Getting a first job at a media agency can be challenging. But if you are knowledgeable, enthusiastic and willing to start at the bottom, you can get in.
Here are some tips…

  1. Call Harrison Dear! We work with major agency groups and smaller independent agencies and regularly receive briefs from them for some fantastic graduate roles
  2. Work Experience
    If you have the opportunity to get some work experience, by all means, you should. While it will be unpaid, it can give you a good look at all of the areas within an agency, and help you evaluate which one is right for you. If you get work experience, make the most it: develop contacts, gain experiences and do something that you can put on a CV.
  3. Take an Entry Level Position
    Many people have successfully started their career at a media agency by taking an entry level role and working their way up. Don’t be afraid to work outside of your job description. Just get in, work hard and learn everything you can. If you’re unable to move up within that particular agency, you can still use the experience to get a job at another agency in the long term.
  4. Network
    Look for opportunities to meet with people who are working in the industry. Look for educational seminars and professional workshops. Get out there and meet the people who could be your next potential employer or peer. Many network connections also begin online. Seek out and join media groups on the Internet and get your name and opinions out there. Ask questions to learn and to build relationships.
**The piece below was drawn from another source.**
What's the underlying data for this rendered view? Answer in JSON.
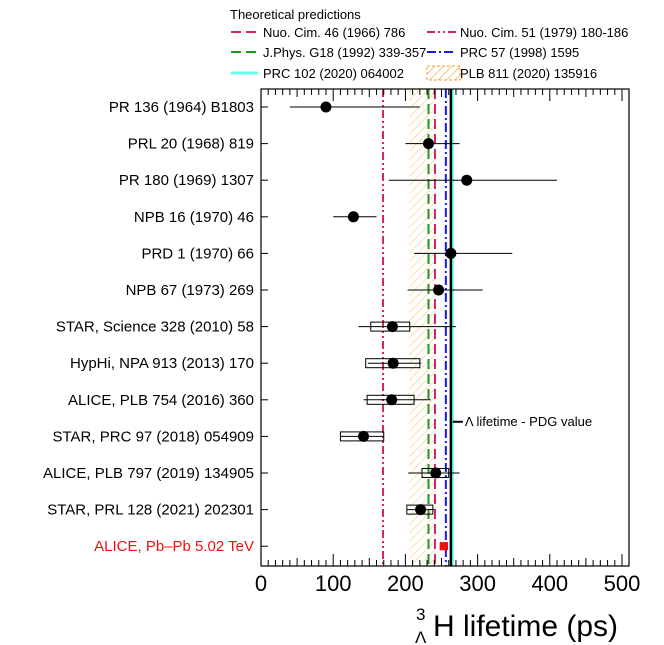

  5. Be Knowledgeable and Enthusiastic
    Before going into an interview at a media agency make sure that you know everything about them: know their history, their clients and their point of view, and be able to talk about them. Convey that you have chosen them, and want to be a part of what they do.
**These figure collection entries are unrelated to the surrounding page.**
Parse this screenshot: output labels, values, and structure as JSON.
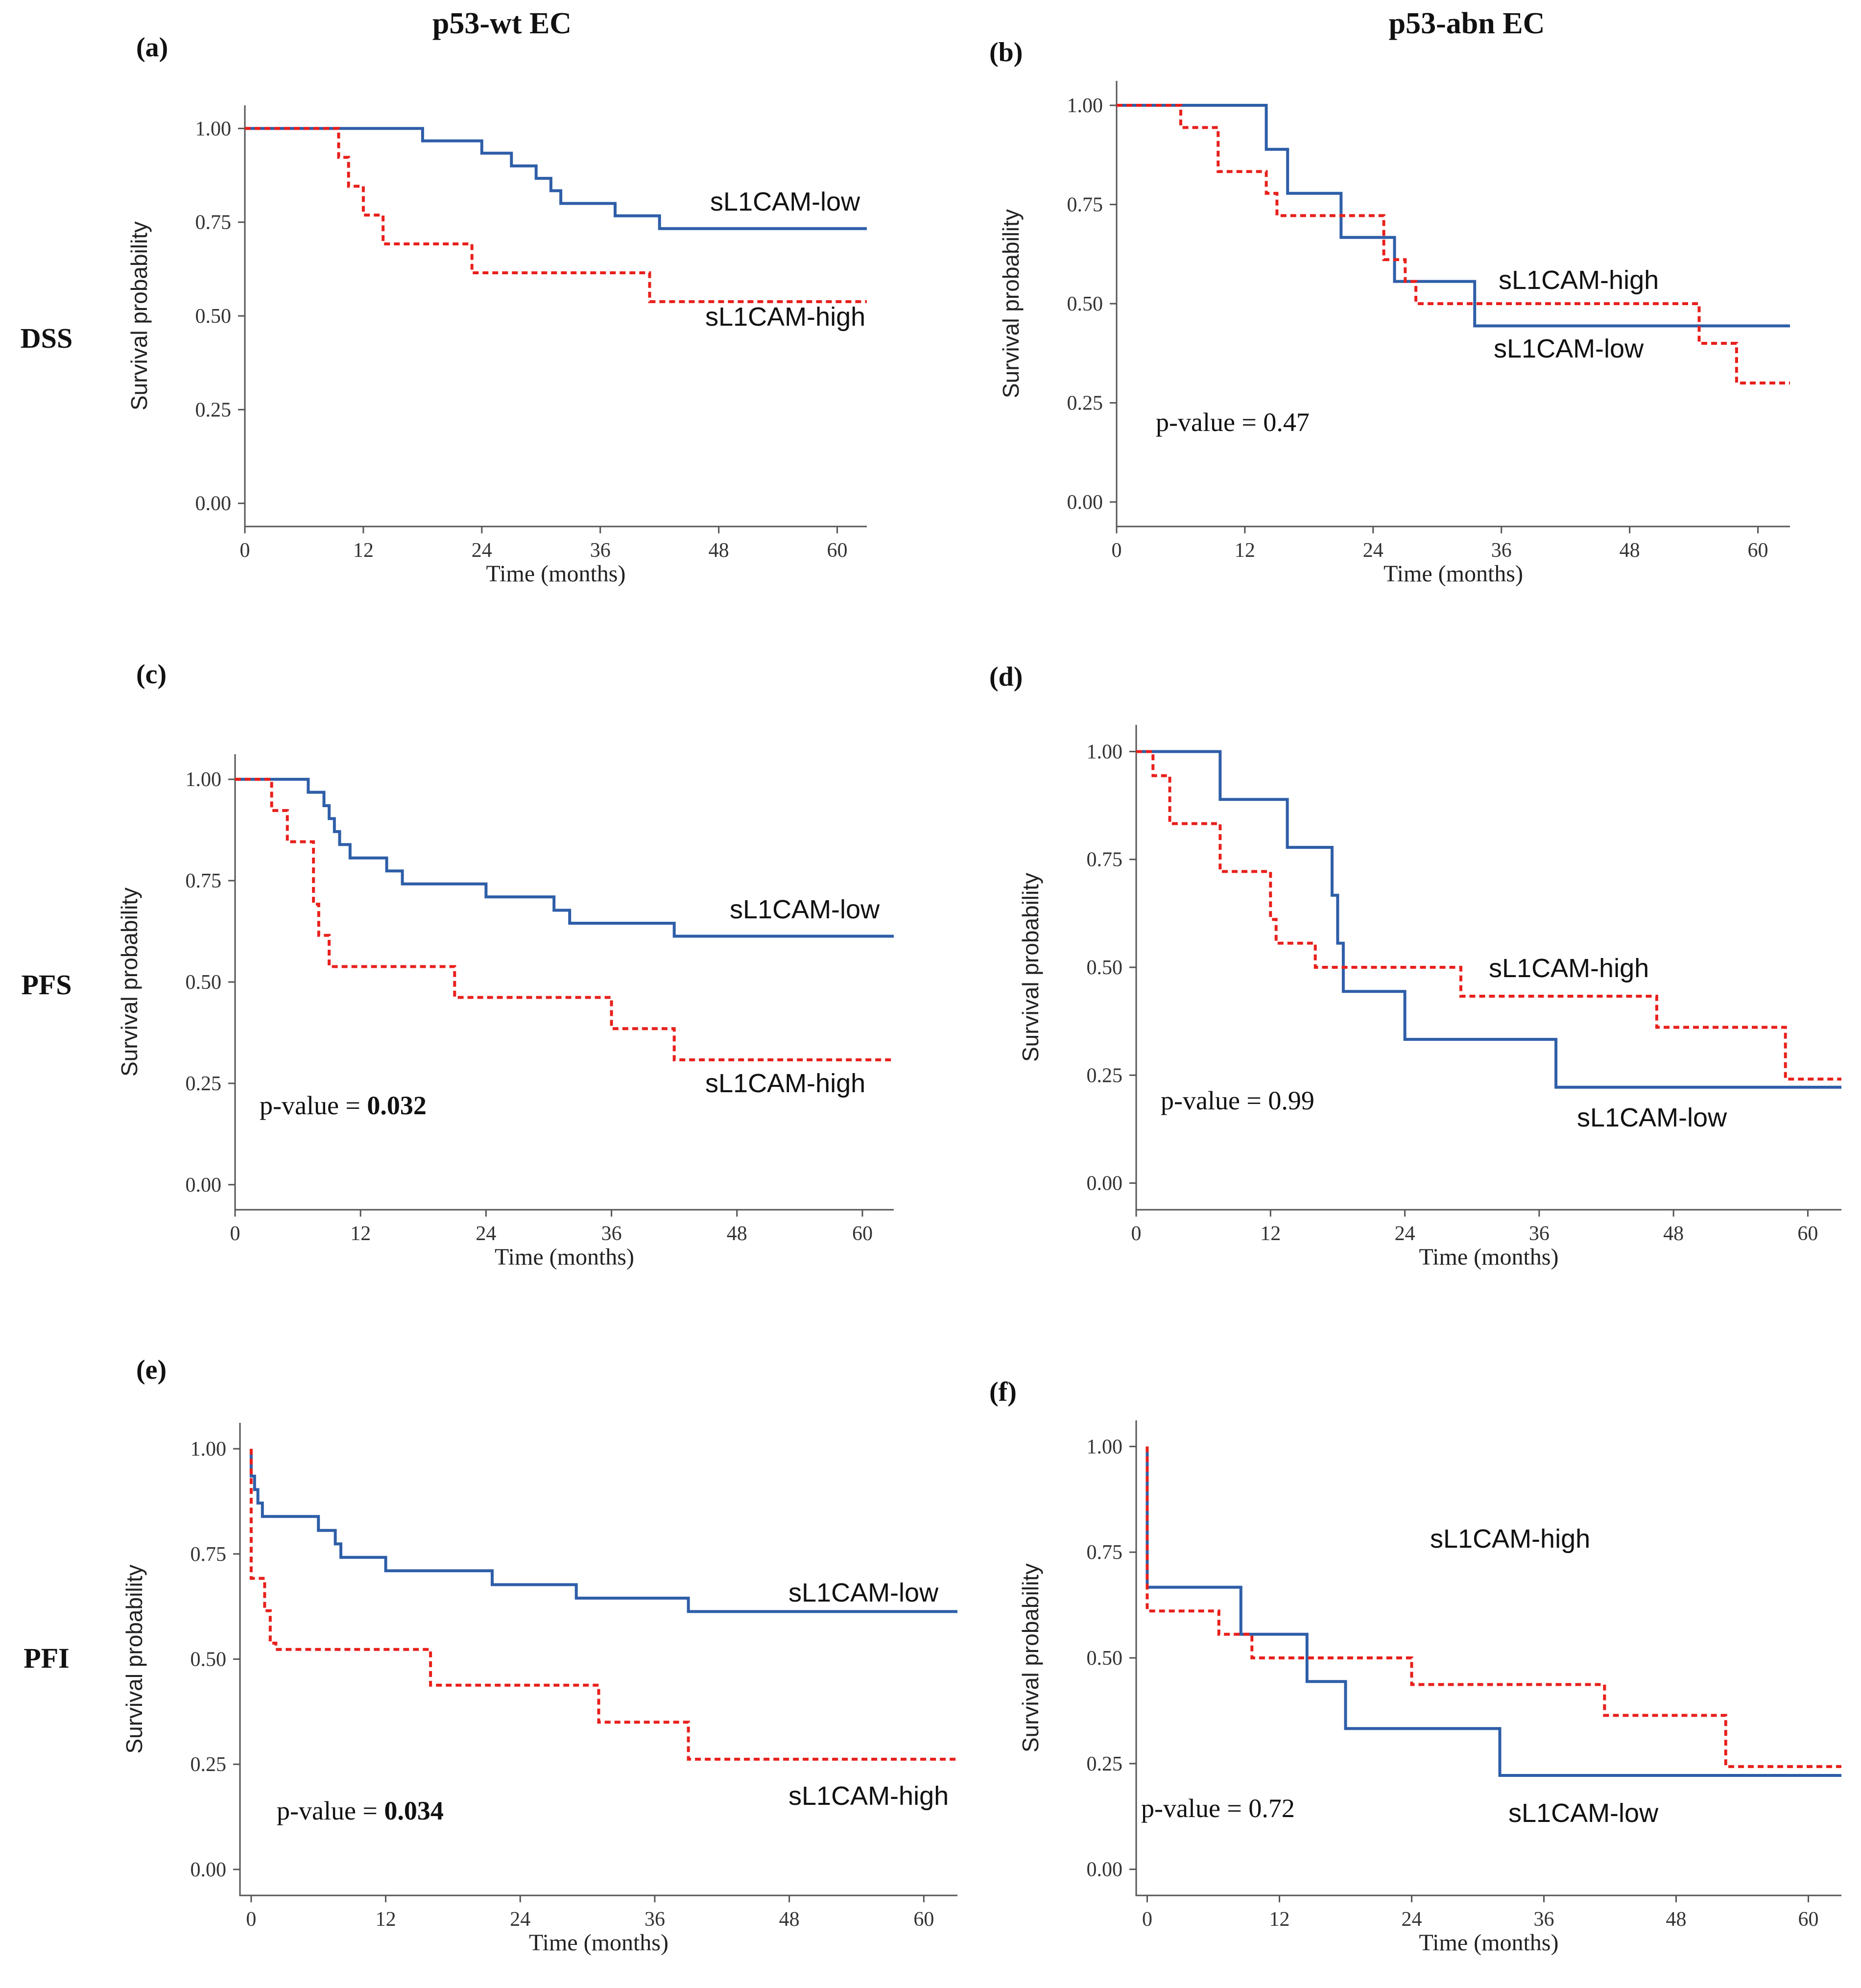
{
  "column_titles": [
    "p53-wt EC",
    "p53-abn EC"
  ],
  "row_labels": [
    "DSS",
    "PFS",
    "PFI"
  ],
  "colors": {
    "low": "#2e5ea8",
    "high": "#e8201c"
  },
  "chart_data": [
    {
      "type": "line",
      "panel": "(a)",
      "title": "",
      "xlabel": "Time (months)",
      "ylabel": "Survival probability",
      "xlim": [
        0,
        63
      ],
      "ylim": [
        0,
        1
      ],
      "xticks": [
        "0",
        "12",
        "24",
        "36",
        "48",
        "60"
      ],
      "yticks": [
        "0.00",
        "0.25",
        "0.50",
        "0.75",
        "1.00"
      ],
      "pvalue_label": "",
      "pvalue": "",
      "series": [
        {
          "name": "sL1CAM-low",
          "style": "solid",
          "x": [
            0,
            18,
            18,
            24,
            24,
            27,
            27,
            29.5,
            29.5,
            31,
            31,
            32,
            32,
            33,
            33,
            37.5,
            37.5,
            42,
            42,
            63
          ],
          "y": [
            1,
            1,
            0.967,
            0.967,
            0.934,
            0.934,
            0.9,
            0.9,
            0.867,
            0.867,
            0.834,
            0.834,
            0.8,
            0.8,
            0.8,
            0.8,
            0.767,
            0.767,
            0.733,
            0.733
          ]
        },
        {
          "name": "sL1CAM-high",
          "style": "dashed",
          "x": [
            0,
            9.5,
            9.5,
            10.5,
            10.5,
            12,
            12,
            14,
            14,
            23,
            23,
            41,
            41,
            63
          ],
          "y": [
            1,
            1,
            0.923,
            0.923,
            0.846,
            0.846,
            0.769,
            0.769,
            0.692,
            0.692,
            0.615,
            0.615,
            0.538,
            0.538
          ]
        }
      ],
      "legend": [
        {
          "label": "sL1CAM-low"
        },
        {
          "label": "sL1CAM-high"
        }
      ]
    },
    {
      "type": "line",
      "panel": "(b)",
      "title": "",
      "xlabel": "Time (months)",
      "ylabel": "Survival probability",
      "xlim": [
        0,
        63
      ],
      "ylim": [
        0,
        1
      ],
      "xticks": [
        "0",
        "12",
        "24",
        "36",
        "48",
        "60"
      ],
      "yticks": [
        "0.00",
        "0.25",
        "0.50",
        "0.75",
        "1.00"
      ],
      "pvalue_label": "p-value = ",
      "pvalue": "0.47",
      "series": [
        {
          "name": "sL1CAM-low",
          "style": "solid",
          "x": [
            0,
            14,
            14,
            16,
            16,
            21,
            21,
            26,
            26,
            26.5,
            26.5,
            33.5,
            33.5,
            63
          ],
          "y": [
            1,
            1,
            0.889,
            0.889,
            0.778,
            0.778,
            0.667,
            0.667,
            0.556,
            0.556,
            0.556,
            0.556,
            0.444,
            0.444
          ]
        },
        {
          "name": "sL1CAM-high",
          "style": "dashed",
          "x": [
            0,
            6,
            6,
            9.5,
            9.5,
            14,
            14,
            15,
            15,
            25,
            25,
            27,
            27,
            28,
            28,
            54.5,
            54.5,
            58,
            58,
            63
          ],
          "y": [
            1,
            1,
            0.944,
            0.944,
            0.833,
            0.833,
            0.778,
            0.778,
            0.722,
            0.722,
            0.611,
            0.611,
            0.556,
            0.556,
            0.5,
            0.5,
            0.4,
            0.4,
            0.3,
            0.3
          ]
        }
      ],
      "legend": [
        {
          "label": "sL1CAM-high"
        },
        {
          "label": "sL1CAM-low"
        }
      ]
    },
    {
      "type": "line",
      "panel": "(c)",
      "title": "",
      "xlabel": "Time (months)",
      "ylabel": "Survival probability",
      "xlim": [
        0,
        63
      ],
      "ylim": [
        0,
        1
      ],
      "xticks": [
        "0",
        "12",
        "24",
        "36",
        "48",
        "60"
      ],
      "yticks": [
        "0.00",
        "0.25",
        "0.50",
        "0.75",
        "1.00"
      ],
      "pvalue_label": "p-value = ",
      "pvalue": "0.032",
      "series": [
        {
          "name": "sL1CAM-low",
          "style": "solid",
          "x": [
            0,
            7,
            7,
            8.5,
            8.5,
            9,
            9,
            9.5,
            9.5,
            10,
            10,
            11,
            11,
            14.5,
            14.5,
            16,
            16,
            21.5,
            21.5,
            24,
            24,
            30.5,
            30.5,
            32,
            32,
            42,
            42,
            63
          ],
          "y": [
            1,
            1,
            0.968,
            0.968,
            0.935,
            0.935,
            0.903,
            0.903,
            0.871,
            0.871,
            0.839,
            0.839,
            0.806,
            0.806,
            0.774,
            0.774,
            0.742,
            0.742,
            0.742,
            0.742,
            0.71,
            0.71,
            0.677,
            0.677,
            0.645,
            0.645,
            0.613,
            0.613
          ]
        },
        {
          "name": "sL1CAM-high",
          "style": "dashed",
          "x": [
            0,
            3.5,
            3.5,
            5,
            5,
            7.5,
            7.5,
            8,
            8,
            9,
            9,
            21,
            21,
            36,
            36,
            42,
            42,
            63
          ],
          "y": [
            1,
            1,
            0.923,
            0.923,
            0.846,
            0.846,
            0.692,
            0.692,
            0.615,
            0.615,
            0.538,
            0.538,
            0.462,
            0.462,
            0.385,
            0.385,
            0.308,
            0.308
          ]
        }
      ],
      "legend": [
        {
          "label": "sL1CAM-low"
        },
        {
          "label": "sL1CAM-high"
        }
      ]
    },
    {
      "type": "line",
      "panel": "(d)",
      "title": "",
      "xlabel": "Time (months)",
      "ylabel": "Survival probability",
      "xlim": [
        0,
        63
      ],
      "ylim": [
        0,
        1
      ],
      "xticks": [
        "0",
        "12",
        "24",
        "36",
        "48",
        "60"
      ],
      "yticks": [
        "0.00",
        "0.25",
        "0.50",
        "0.75",
        "1.00"
      ],
      "pvalue_label": "p-value = ",
      "pvalue": "0.99",
      "series": [
        {
          "name": "sL1CAM-low",
          "style": "solid",
          "x": [
            0,
            7.5,
            7.5,
            13.5,
            13.5,
            17.5,
            17.5,
            18,
            18,
            18.5,
            18.5,
            24,
            24,
            37.5,
            37.5,
            63
          ],
          "y": [
            1,
            1,
            0.889,
            0.889,
            0.778,
            0.778,
            0.667,
            0.667,
            0.556,
            0.556,
            0.444,
            0.444,
            0.333,
            0.333,
            0.222,
            0.222
          ]
        },
        {
          "name": "sL1CAM-high",
          "style": "dashed",
          "x": [
            0,
            1.5,
            1.5,
            3,
            3,
            7.5,
            7.5,
            12,
            12,
            12.5,
            12.5,
            13.5,
            13.5,
            16,
            16,
            29,
            29,
            46.5,
            46.5,
            58,
            58,
            63
          ],
          "y": [
            1,
            1,
            0.944,
            0.944,
            0.833,
            0.833,
            0.722,
            0.722,
            0.611,
            0.611,
            0.556,
            0.556,
            0.556,
            0.556,
            0.5,
            0.5,
            0.433,
            0.433,
            0.361,
            0.361,
            0.241,
            0.241
          ]
        }
      ],
      "legend": [
        {
          "label": "sL1CAM-high"
        },
        {
          "label": "sL1CAM-low"
        }
      ]
    },
    {
      "type": "line",
      "panel": "(e)",
      "title": "",
      "xlabel": "Time (months)",
      "ylabel": "Survival probability",
      "xlim": [
        -1,
        63
      ],
      "ylim": [
        0,
        1
      ],
      "xticks": [
        "0",
        "12",
        "24",
        "36",
        "48",
        "60"
      ],
      "yticks": [
        "0.00",
        "0.25",
        "0.50",
        "0.75",
        "1.00"
      ],
      "pvalue_label": "p-value = ",
      "pvalue": "0.034",
      "series": [
        {
          "name": "sL1CAM-low",
          "style": "solid",
          "x": [
            0,
            0,
            0.3,
            0.3,
            0.6,
            0.6,
            1,
            1,
            6,
            6,
            7.5,
            7.5,
            8,
            8,
            12,
            12,
            21.5,
            21.5,
            29,
            29,
            39,
            39,
            63
          ],
          "y": [
            1,
            0.935,
            0.935,
            0.903,
            0.903,
            0.871,
            0.871,
            0.839,
            0.839,
            0.806,
            0.806,
            0.774,
            0.774,
            0.742,
            0.742,
            0.71,
            0.71,
            0.677,
            0.677,
            0.645,
            0.645,
            0.613,
            0.613
          ]
        },
        {
          "name": "sL1CAM-high",
          "style": "dashed",
          "x": [
            0,
            0,
            1.2,
            1.2,
            1.7,
            1.7,
            2.2,
            2.2,
            16,
            16,
            31,
            31,
            39,
            39,
            63
          ],
          "y": [
            1,
            0.692,
            0.692,
            0.615,
            0.615,
            0.538,
            0.538,
            0.523,
            0.523,
            0.438,
            0.438,
            0.35,
            0.35,
            0.262,
            0.262
          ]
        }
      ],
      "legend": [
        {
          "label": "sL1CAM-low"
        },
        {
          "label": "sL1CAM-high"
        }
      ]
    },
    {
      "type": "line",
      "panel": "(f)",
      "title": "",
      "xlabel": "Time (months)",
      "ylabel": "Survival probability",
      "xlim": [
        -1,
        63
      ],
      "ylim": [
        0,
        1
      ],
      "xticks": [
        "0",
        "12",
        "24",
        "36",
        "48",
        "60"
      ],
      "yticks": [
        "0.00",
        "0.25",
        "0.50",
        "0.75",
        "1.00"
      ],
      "pvalue_label": "p-value = ",
      "pvalue": "0.72",
      "series": [
        {
          "name": "sL1CAM-low",
          "style": "solid",
          "x": [
            0,
            0,
            8.5,
            8.5,
            14.5,
            14.5,
            18,
            18,
            32,
            32,
            63
          ],
          "y": [
            1,
            0.667,
            0.667,
            0.556,
            0.556,
            0.444,
            0.444,
            0.333,
            0.333,
            0.222,
            0.222
          ]
        },
        {
          "name": "sL1CAM-high",
          "style": "dashed",
          "x": [
            0,
            0,
            6.5,
            6.5,
            9.5,
            9.5,
            24,
            24,
            41.5,
            41.5,
            52.5,
            52.5,
            63
          ],
          "y": [
            1,
            0.611,
            0.611,
            0.556,
            0.556,
            0.5,
            0.5,
            0.437,
            0.437,
            0.364,
            0.364,
            0.243,
            0.243
          ]
        }
      ],
      "legend": [
        {
          "label": "sL1CAM-high"
        },
        {
          "label": "sL1CAM-low"
        }
      ]
    }
  ]
}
  6. Are you passionate about working at a media agency? Then make sure you show it. In the interview talk about media and advertising that excites you and be able to express an understanding of why it does. Employers get excited when they see someone with genuine passion and enthusiasm. There’s a reason they got into the field and your energy and enthusiasm are a reminder of that. People with a lot of experience have been beaten out of jobs by someone with less experience, but a lot of heart.
  7. Advertise Yourself
    The great thing about working in media and advertising is that there’s always room for the best and the brightest. The key to marketing to media agencies is to be someone that stands out above all the other people vying for the same position. You don’t necessarily need experience to do this, but you do need resourcefulness. With email, social networks, websites and blogs you have unlimited opportunities to communicate with the advertising community.